3GPP LTE refers to the evolution of UMTS networks. This evolution towards a faster communications standard brings with it the promise of greater connectivity and a transfer speed equal to that expected from current internet connections. In this way, operators will be able to offer highly sophisticated quadruple play services, such as Internet access, Mobile TV, and VoIP, to name a few.
It is estimated that by 2012, LTE will dominate mobile broadband for 2 main reasons: It is backwards compatible with GPRS and UMTS and offers an enhanced data rate of 100Mbit/sec (compared to 70Mbit/Sec with WIMAX).
However speed is not the only advantage brought by LTE. The UICC brings to LTE networks a higher level of security and better equips carriers to cope with the security threats present in all digital networks.
LTE, the next generation mobile broadband network from the 3GPP, brings the promise of hyper-connectivity and true mobility wherever you are, whatever the device. With this comes the expectation of new services such as identity management, payment, content protection etc. So the real question of this paper is – what value can the UICC bring to LTE operators?

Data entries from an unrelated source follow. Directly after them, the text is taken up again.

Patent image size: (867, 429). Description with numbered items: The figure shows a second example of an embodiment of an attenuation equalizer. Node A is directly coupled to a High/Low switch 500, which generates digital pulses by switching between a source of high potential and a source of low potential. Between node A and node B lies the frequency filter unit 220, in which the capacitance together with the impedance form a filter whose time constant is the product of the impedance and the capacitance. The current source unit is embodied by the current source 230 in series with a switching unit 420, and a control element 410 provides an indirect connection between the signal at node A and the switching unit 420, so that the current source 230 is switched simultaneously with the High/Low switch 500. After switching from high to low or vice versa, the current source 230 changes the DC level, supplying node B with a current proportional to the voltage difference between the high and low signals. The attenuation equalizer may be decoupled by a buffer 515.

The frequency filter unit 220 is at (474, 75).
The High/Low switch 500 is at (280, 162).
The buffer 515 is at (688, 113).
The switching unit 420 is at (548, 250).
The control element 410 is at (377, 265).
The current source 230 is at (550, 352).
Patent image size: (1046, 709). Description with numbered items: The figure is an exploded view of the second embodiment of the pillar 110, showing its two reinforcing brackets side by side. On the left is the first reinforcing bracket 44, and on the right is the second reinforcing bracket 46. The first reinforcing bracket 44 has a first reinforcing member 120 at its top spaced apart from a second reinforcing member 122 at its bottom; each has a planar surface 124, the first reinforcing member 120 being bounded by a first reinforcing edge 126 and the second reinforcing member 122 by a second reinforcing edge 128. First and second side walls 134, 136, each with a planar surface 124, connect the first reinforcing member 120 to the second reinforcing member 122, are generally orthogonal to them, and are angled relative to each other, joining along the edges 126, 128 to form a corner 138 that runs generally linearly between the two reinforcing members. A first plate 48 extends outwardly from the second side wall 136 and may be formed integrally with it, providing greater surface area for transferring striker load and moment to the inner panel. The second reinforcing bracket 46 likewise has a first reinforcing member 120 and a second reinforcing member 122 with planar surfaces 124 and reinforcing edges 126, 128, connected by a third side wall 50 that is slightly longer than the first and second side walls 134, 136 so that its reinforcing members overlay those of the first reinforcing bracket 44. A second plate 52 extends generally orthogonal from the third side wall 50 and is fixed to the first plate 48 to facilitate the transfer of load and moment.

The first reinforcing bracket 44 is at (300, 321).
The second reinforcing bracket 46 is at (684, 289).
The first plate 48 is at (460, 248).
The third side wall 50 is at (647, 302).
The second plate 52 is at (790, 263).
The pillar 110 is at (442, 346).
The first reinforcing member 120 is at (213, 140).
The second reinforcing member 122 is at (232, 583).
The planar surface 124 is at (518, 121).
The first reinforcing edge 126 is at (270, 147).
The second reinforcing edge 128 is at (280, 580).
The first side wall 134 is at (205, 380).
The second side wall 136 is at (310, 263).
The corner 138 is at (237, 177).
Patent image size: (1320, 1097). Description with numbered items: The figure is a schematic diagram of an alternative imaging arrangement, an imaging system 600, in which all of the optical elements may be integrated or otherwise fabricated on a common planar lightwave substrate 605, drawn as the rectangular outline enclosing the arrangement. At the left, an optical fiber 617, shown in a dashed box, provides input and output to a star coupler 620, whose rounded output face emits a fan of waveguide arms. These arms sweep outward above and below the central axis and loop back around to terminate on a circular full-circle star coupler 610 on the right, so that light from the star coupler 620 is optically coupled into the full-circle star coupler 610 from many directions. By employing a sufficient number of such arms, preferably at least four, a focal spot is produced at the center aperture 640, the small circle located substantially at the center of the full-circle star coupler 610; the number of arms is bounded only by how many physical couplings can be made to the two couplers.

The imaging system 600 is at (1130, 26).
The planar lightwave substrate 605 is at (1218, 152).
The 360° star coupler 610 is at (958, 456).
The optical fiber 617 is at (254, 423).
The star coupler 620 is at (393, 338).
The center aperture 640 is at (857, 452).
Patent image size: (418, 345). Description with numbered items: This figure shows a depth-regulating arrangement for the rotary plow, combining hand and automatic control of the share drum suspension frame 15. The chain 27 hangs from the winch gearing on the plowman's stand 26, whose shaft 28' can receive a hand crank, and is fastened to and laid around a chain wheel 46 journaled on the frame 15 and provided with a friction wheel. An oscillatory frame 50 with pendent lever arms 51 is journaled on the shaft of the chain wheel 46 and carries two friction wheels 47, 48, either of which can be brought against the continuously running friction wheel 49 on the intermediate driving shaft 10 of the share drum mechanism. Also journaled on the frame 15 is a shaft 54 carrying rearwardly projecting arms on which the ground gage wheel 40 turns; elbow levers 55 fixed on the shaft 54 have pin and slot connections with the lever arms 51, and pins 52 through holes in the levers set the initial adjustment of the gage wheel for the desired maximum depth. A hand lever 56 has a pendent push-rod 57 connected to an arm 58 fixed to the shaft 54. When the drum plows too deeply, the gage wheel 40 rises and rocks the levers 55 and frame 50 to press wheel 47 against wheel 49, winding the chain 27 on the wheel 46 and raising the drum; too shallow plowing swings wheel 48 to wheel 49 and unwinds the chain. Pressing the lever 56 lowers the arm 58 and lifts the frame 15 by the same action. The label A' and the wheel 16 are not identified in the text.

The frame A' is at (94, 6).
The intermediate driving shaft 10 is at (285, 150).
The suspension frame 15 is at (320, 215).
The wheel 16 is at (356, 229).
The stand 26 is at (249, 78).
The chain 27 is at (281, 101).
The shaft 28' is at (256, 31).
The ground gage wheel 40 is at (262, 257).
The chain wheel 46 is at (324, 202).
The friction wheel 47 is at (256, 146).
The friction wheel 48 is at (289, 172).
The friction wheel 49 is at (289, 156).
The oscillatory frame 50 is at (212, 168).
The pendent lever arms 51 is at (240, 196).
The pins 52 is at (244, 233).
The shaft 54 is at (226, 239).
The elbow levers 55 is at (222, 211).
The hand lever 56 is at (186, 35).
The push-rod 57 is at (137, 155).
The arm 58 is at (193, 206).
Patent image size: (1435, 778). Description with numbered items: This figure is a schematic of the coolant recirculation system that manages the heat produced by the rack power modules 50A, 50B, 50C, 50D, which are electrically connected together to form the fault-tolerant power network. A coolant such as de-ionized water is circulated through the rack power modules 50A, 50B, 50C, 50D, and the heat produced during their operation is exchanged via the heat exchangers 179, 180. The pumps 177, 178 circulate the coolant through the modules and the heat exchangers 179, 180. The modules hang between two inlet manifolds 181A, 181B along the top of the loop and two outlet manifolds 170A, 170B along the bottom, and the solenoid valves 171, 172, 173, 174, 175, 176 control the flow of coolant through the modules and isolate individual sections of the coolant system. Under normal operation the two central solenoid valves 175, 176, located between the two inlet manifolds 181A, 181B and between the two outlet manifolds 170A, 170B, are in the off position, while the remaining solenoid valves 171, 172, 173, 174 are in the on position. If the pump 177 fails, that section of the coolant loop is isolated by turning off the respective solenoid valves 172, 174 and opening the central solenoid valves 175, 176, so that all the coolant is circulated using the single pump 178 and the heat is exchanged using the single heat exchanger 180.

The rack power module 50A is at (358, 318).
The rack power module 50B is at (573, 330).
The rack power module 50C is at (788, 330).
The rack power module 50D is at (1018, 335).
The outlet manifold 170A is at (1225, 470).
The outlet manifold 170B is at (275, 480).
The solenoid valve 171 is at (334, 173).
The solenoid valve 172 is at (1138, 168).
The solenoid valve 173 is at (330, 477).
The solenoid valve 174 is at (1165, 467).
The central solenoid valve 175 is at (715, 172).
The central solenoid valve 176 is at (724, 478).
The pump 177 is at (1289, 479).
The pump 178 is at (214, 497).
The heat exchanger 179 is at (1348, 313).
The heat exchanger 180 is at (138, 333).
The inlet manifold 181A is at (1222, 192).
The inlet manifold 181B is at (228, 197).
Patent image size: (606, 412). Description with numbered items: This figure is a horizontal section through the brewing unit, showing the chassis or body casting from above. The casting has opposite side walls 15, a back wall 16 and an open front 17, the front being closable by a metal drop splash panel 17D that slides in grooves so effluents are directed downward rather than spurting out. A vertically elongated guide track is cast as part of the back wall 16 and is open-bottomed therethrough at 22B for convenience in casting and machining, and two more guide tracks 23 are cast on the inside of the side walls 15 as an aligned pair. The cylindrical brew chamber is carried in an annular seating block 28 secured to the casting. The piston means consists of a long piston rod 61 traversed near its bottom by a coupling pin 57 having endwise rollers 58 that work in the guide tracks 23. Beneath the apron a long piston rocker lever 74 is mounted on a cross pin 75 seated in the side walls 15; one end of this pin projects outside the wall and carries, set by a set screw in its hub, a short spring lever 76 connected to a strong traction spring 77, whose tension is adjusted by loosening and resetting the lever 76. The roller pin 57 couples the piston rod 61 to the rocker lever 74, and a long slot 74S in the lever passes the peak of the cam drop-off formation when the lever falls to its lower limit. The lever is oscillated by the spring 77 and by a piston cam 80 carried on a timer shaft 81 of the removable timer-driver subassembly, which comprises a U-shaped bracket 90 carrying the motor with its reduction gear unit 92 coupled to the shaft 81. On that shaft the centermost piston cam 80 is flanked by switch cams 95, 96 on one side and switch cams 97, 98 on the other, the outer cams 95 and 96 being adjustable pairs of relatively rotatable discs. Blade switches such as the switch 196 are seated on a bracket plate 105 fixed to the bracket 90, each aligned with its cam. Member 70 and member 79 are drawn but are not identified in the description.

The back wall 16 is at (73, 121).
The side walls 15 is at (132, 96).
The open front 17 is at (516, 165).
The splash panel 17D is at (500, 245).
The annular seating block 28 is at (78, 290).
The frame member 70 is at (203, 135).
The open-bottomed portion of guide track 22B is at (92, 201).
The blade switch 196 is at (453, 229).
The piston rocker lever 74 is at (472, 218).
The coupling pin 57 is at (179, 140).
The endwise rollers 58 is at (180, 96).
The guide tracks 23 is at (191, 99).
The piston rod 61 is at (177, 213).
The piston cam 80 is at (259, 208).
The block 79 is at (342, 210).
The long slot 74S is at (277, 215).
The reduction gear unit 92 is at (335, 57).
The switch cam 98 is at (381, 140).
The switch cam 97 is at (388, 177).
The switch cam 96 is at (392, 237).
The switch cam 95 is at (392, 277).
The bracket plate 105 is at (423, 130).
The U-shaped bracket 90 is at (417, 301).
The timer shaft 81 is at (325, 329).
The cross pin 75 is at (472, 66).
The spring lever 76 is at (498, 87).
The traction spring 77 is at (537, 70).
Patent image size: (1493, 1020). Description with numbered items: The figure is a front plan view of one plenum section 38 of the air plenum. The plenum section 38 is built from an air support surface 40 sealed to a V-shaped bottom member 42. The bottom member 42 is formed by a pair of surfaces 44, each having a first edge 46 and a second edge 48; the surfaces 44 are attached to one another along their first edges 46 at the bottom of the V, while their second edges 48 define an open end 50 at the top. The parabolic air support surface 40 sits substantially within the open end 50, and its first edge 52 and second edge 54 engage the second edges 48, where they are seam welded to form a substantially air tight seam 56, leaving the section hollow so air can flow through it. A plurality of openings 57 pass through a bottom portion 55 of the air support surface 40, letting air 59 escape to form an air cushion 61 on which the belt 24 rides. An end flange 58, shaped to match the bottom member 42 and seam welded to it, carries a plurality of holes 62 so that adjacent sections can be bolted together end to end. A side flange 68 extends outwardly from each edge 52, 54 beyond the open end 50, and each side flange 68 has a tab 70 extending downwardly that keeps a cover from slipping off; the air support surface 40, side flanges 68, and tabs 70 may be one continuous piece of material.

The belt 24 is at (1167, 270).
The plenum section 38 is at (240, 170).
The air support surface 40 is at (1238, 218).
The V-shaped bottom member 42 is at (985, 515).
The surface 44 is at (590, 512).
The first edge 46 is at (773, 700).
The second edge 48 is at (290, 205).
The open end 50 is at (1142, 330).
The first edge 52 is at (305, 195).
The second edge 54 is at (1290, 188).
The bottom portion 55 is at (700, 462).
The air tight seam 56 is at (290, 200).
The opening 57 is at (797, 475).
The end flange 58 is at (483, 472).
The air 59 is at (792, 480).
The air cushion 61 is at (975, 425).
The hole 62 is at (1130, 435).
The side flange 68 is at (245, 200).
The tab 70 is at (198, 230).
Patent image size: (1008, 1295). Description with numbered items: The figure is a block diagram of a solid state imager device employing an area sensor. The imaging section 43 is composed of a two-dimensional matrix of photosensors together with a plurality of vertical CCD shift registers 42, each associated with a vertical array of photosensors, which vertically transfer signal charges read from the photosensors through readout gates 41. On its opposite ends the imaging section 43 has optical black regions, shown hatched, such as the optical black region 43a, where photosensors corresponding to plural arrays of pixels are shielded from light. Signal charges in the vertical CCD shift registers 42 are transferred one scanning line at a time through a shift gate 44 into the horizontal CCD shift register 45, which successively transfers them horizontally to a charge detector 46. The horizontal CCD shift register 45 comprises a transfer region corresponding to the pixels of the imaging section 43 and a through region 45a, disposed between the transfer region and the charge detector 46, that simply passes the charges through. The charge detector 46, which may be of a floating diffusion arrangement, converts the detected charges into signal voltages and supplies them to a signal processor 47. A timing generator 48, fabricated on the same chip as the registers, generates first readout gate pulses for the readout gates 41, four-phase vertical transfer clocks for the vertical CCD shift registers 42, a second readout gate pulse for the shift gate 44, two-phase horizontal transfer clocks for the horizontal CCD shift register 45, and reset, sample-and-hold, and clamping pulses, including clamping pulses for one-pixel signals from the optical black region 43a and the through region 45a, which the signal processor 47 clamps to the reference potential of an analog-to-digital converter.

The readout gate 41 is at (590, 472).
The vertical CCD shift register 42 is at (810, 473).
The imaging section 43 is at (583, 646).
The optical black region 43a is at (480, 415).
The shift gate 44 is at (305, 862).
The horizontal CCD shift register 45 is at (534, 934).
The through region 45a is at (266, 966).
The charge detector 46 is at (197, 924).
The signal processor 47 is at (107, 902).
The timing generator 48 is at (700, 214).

Since the beginning of GSM in the 1990’s, the UICC, a 32bit processor housing the USIM (Universal Subscriber Identity Module) application, has had the fundamental role of authenticating the subscriber onto the wireless network. Delivered in billions of units worldwide, the UICC has proven its reliability and was instrumental in the success of GSM. This function is now extended to LTE networks, which brings with it the disassociation of the subscription from the mobile device.
Over time, the UICC’s role has evolved and it has become known as the only operator owned part of the network residing in the hands of each subscriber. Its inherent portability brings many advantages and encourages the widest range of distribution models – Signature versus vanilla devices, USIM built in, subsidized handsets, or even generic, non subsidized phones.
Regardless of the distribution model, all these subscriptions rely on the UICC to provide access to the network, to ensure continuity of all services and to bring operator services through device customization.
Over the Air platforms turned USIMs into dynamic management platforms, supporting remote updates to cards already in the field, brand management and the delivery of new services. OTA services are now used to update any area of the memory profile of the UICC for such activities as downloading information related to the latest roaming agreements, voice mail, and more generally, all updates to the subscriber profile.
Fast forward to 2008 and half of the USIM cards carry specific operator service portals. With these service portals, users access operator applications integrated to offer self care, billing information, prepaid reload, mobile banking, remittance, and information on demand, in as little as one click. Each operator designs its own portal, makes it available in every phone on its market with the USAT interface, and updates the services regularly according to the reported usage with the OTA.
In order to make browsing for services easier and provide a multimedia service presentation, the Smart Card Web Server (SCWS) is an application execution environment to develop interoperable and portable operator applications that run on the USIM. Recently standardized by OMA (Open Mobile Alliance), the SCWS leverages the handset browser to run offline applications as the cards host a real web server. The SCWS communicates with the handset using the USIM IP stack.
The new generation of USIM cards can now store up to 2GB of personal
content and offer the requisite communication speeds to make the end-user mobile experience richer, personalized and adapted to user preferences.
With USB IC technology as the high speed protocol, the UICC has gained a high bandwidth communication channel between the handset and the network making it suitable to securely store large quantities of data, with the possibility of integrating flash memory on board.
The higher data bandwidth available means faster communication between the
UICC and the handset. In turn this means that the card can secure access to the
internet, while being an enabler for rich, convergent services.